But these tables are not simply the average expected outcome for a "typical" or "average" person. Rather, the tables show the average member of a group defined not only by such metrics as age and income but also by race. (10) Problematically, this results in lower damages valuations for Black lives since the tables estimate that they will live shorter lives and earn less money. It is shocking enough that tort law relies explicitly on such measures. It is even more startling that our civil rights enforcement mechanisms have adopted tort law's race-based approach to valuing lives.

Consider the example of a fifteen-year-old Black boy, like Jordan Edwards. When an adolescent is killed or seriously injured, estimating damages in a subsequent lawsuit is a major challenge. Little is known about the victim's future educational attainment, health habits, or employment prospects. So, in light of this uncertainty, experts must guess. In doing so, forensic damages experts almost always use two factors to approximate an individual's life expectancy and earnings: sex and race. (11) Jordan would be expected to live another 58.4 years. (12) The average weeldy wage for a Black man in 2016 was $718. (13) Based on these numbers, Jordan's lost earnings would be worth about $2.1 million, without adjusting for future inflation or discounting to present value. If Jordan were white, however, his lost earnings would be just under $3 million. (14) Under our civil rights law, a Black boy's life is worth about seventy percent of a white boy's.

As of early 2019, Jordan's case had yet to be resolved (15) and, like many such lawsuits, is likely to end in settlement. But there is ample evidence that race-based damages calculations in [section] 1983 civil rights cases are common. (16) In one case, an expert witness who had performed thousands of lost-income analyses across his career testified that "no one had ever asked him to provide race- and sex-neutral calculations in wrongful death cases." (17) Even when cases settle, this near-consensus approach to damages calculations informs the parties' initial bargaining positions and, by extension, the ultimate settlement. (18) Therefore, these tables are at the center of how we value the rights and lives of people harmed by others--including victims of unconstitutional state violence.

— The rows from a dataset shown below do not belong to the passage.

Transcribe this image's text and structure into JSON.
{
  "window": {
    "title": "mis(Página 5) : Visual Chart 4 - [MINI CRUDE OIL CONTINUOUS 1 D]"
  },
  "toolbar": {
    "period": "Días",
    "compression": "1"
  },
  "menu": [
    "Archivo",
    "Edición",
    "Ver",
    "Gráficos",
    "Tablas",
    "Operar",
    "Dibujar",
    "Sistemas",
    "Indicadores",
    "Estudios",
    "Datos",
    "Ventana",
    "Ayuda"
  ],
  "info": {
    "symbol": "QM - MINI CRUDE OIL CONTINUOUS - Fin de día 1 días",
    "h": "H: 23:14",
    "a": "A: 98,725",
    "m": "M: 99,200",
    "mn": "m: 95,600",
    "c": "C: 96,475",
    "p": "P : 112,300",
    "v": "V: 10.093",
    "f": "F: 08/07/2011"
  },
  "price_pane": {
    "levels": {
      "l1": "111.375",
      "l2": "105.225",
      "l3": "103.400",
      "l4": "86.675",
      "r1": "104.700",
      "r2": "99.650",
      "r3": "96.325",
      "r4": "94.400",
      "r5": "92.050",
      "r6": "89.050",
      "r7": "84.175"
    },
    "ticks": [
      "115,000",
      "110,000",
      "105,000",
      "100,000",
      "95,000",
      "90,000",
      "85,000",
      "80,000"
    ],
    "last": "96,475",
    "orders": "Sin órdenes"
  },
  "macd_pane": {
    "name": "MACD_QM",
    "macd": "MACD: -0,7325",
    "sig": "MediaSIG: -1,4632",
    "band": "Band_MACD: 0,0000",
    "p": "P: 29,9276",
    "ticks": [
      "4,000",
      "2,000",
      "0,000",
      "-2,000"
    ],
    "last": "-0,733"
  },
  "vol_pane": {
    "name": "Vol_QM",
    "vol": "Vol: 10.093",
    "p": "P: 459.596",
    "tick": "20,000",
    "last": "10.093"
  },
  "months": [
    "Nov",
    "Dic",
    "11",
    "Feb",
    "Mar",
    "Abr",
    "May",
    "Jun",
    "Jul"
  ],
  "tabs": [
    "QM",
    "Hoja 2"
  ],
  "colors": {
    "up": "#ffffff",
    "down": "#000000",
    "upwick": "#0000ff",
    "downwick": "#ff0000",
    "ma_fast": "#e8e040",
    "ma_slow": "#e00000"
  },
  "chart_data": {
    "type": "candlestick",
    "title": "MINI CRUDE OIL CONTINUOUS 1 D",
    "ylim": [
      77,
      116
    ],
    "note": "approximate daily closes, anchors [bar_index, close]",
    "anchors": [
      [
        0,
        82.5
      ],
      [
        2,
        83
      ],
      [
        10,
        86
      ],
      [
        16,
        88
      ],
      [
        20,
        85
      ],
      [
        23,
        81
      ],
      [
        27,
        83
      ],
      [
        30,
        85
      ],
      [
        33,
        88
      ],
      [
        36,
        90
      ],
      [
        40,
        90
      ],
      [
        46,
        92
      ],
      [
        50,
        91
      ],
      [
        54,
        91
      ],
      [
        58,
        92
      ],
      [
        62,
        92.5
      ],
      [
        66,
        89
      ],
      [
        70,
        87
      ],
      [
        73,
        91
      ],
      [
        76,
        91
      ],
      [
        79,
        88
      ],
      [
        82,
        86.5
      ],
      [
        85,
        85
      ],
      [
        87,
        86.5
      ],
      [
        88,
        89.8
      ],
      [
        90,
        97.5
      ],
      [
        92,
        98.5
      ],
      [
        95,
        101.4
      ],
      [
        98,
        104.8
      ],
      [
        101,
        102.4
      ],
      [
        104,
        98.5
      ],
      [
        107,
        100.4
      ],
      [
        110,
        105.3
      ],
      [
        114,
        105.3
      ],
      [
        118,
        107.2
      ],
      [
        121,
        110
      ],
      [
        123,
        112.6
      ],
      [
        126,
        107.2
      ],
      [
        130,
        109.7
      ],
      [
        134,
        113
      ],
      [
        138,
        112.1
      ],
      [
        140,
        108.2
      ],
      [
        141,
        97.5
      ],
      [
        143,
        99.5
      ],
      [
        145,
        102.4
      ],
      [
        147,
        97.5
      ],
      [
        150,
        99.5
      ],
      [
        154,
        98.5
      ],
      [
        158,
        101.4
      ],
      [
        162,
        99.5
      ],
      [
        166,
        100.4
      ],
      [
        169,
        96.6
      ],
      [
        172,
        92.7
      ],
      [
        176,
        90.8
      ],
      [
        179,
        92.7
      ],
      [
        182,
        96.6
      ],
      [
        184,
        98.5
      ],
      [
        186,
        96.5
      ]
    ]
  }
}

Yet plaintiffs' lawyers rarely challenge the use of race-based actuarial tables in court. Surprisingly, parties routinely stipulate to their use. (19) Indeed, plaintiffs' lawyers have generally overlooked how race-based tables reduce plaintiffs' recovery amounts, even as they target other factors for that very reason. Consider the following perplexing example: In Estate of Gaither ex rel. Gaither v. District of Columbia, a plaintiff's expert used race to calculate damages in a case alleging unconstitutional conditions of imprisonment. (20) By using tables that undervalue Black lives, the plaintiff's expert considerably reduced the potential award. Yet, at the same time, the plaintiff challenged the defendant's expert's use of the client's socioeconomic status in calculating lost earnings. (21) If the plaintiff's lawyer was concerned about improperly reducing the award amount, why rely on a race-based able in the plaintiff's own report?

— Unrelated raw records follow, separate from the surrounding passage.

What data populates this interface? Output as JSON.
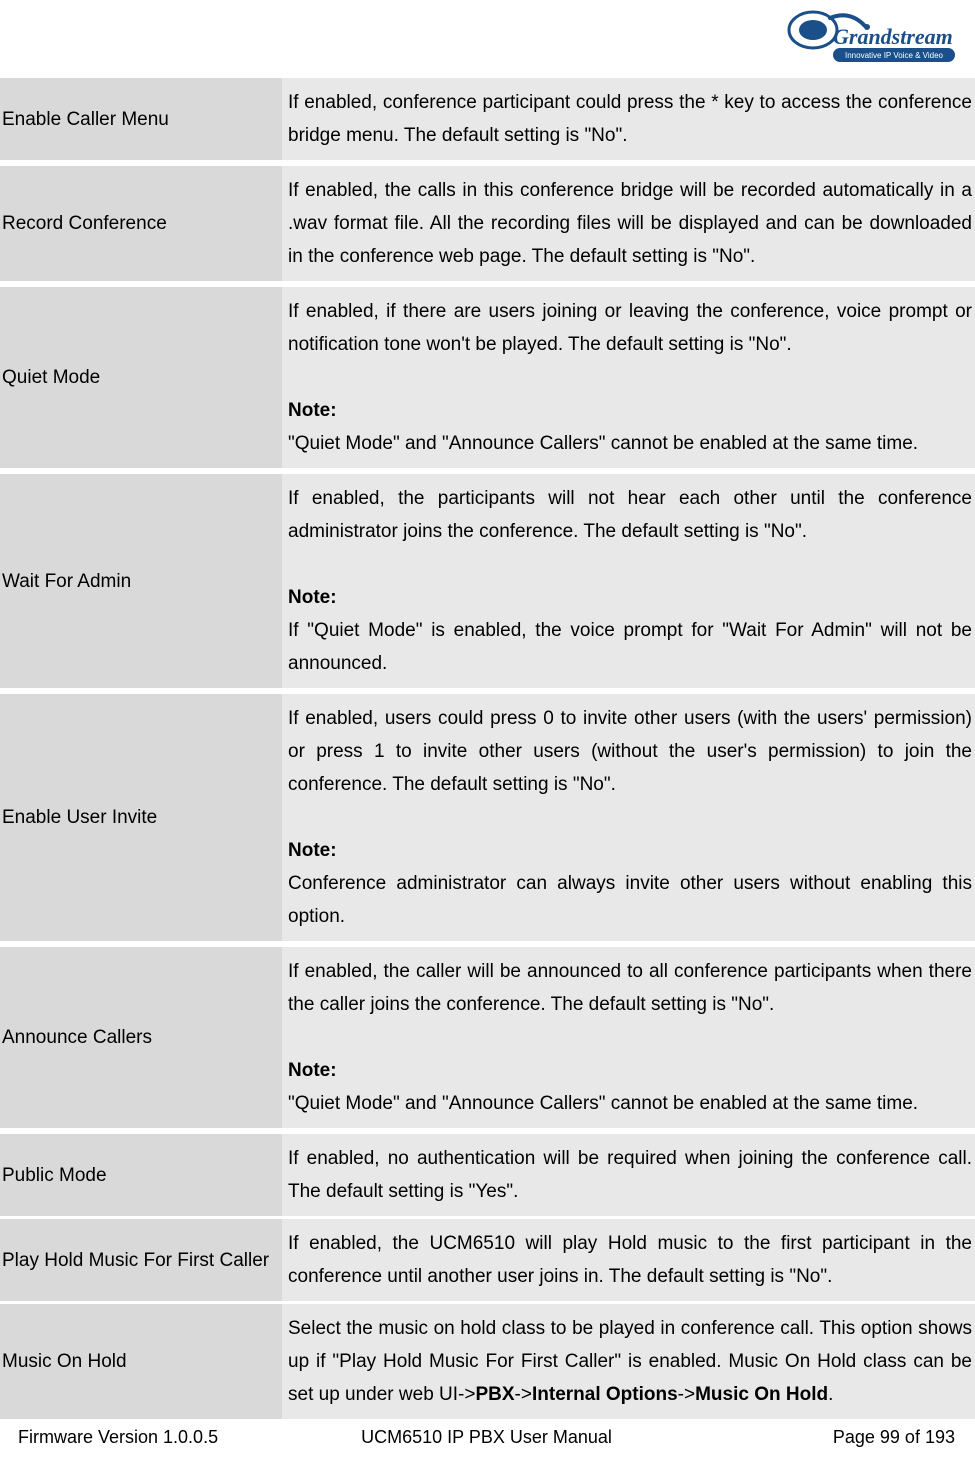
{
  "brand": {
    "name": "Grandstream",
    "tagline": "Innovative IP Voice & Video"
  },
  "rows": [
    {
      "label": "Enable Caller Menu",
      "desc_parts": [
        {
          "t": "If enabled, conference participant could press the * key to access the conference bridge menu. The default setting is \"No\"."
        }
      ]
    },
    {
      "label": "Record Conference",
      "desc_parts": [
        {
          "t": "If enabled, the calls in this conference bridge will be recorded automatically in a .wav format file. All the recording files will be displayed and can be downloaded in the conference web page. The default setting is \"No\"."
        }
      ]
    },
    {
      "label": "Quiet Mode",
      "desc_parts": [
        {
          "t": "If enabled, if there are users joining or leaving the conference, voice prompt or notification tone won't be played. The default setting is \"No\"."
        },
        {
          "spacer": true
        },
        {
          "t": "Note:",
          "bold": true
        },
        {
          "t": "\"Quiet Mode\" and \"Announce Callers\" cannot be enabled at the same time."
        }
      ]
    },
    {
      "label": "Wait For Admin",
      "desc_parts": [
        {
          "t": "If enabled, the participants will not hear each other until the conference administrator joins the conference. The default setting is \"No\"."
        },
        {
          "spacer": true
        },
        {
          "t": "Note:",
          "bold": true
        },
        {
          "t": "If \"Quiet Mode\" is enabled, the voice prompt for \"Wait For Admin\" will not be announced."
        }
      ]
    },
    {
      "label": "Enable User Invite",
      "desc_parts": [
        {
          "t": "If enabled, users could press 0 to invite other users (with the users' permission) or press 1 to invite other users (without the user's permission)  to join the conference. The default setting is \"No\"."
        },
        {
          "spacer": true
        },
        {
          "t": "Note:",
          "bold": true
        },
        {
          "t": "Conference administrator can always invite other users without enabling this option."
        }
      ]
    },
    {
      "label": "Announce Callers",
      "desc_parts": [
        {
          "t": "If enabled, the caller will be announced to all conference participants when there the caller joins the conference. The default setting is \"No\"."
        },
        {
          "spacer": true
        },
        {
          "t": "Note:",
          "bold": true
        },
        {
          "t": "\"Quiet Mode\" and \"Announce Callers\" cannot be enabled at the same time."
        }
      ]
    },
    {
      "label": "Public Mode",
      "desc_parts": [
        {
          "t": "If enabled, no authentication will be required when joining the conference call. The default setting is \"Yes\"."
        }
      ]
    },
    {
      "label": "Play Hold Music For First Caller",
      "desc_parts": [
        {
          "t": "If enabled, the UCM6510 will play Hold music to the first participant in the conference until another user joins in. The default setting is \"No\"."
        }
      ]
    },
    {
      "label": "Music On Hold",
      "desc_parts": [
        {
          "mixed": [
            {
              "t": "Select the music on hold class to be played in conference call. This option shows up if \"Play Hold Music For First Caller\" is enabled. Music On Hold class can be set up under web UI->"
            },
            {
              "t": "PBX",
              "bold": true
            },
            {
              "t": "->"
            },
            {
              "t": "Internal Options",
              "bold": true
            },
            {
              "t": "->"
            },
            {
              "t": "Music On Hold",
              "bold": true
            },
            {
              "t": "."
            }
          ]
        }
      ]
    }
  ],
  "footer": {
    "left": "Firmware Version 1.0.0.5",
    "center": "UCM6510 IP PBX User Manual",
    "right": "Page 99 of 193"
  }
}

Similarly in Woodson v. City of Richmond, another constitutional tort case, the plaintiff's expert objected to the city's use of an online life-expectancy calculator that considered multiple factors not included in the standard actuarial tables, such as diet, exercise, and other lifestyle factors. (22) One of the objections the plaintiff's expert raised was that this calculator was impermissible because it was not sufficiently individualized, in part because it did not consider race. (23) Talcing Woodson and Estate of Gaither together with the widespread practice of stipulating to the use of race-based tables suggests that there is an assumption--even by plaintiffs' lawyers--that race is relevant to calculating constitutional tort damages.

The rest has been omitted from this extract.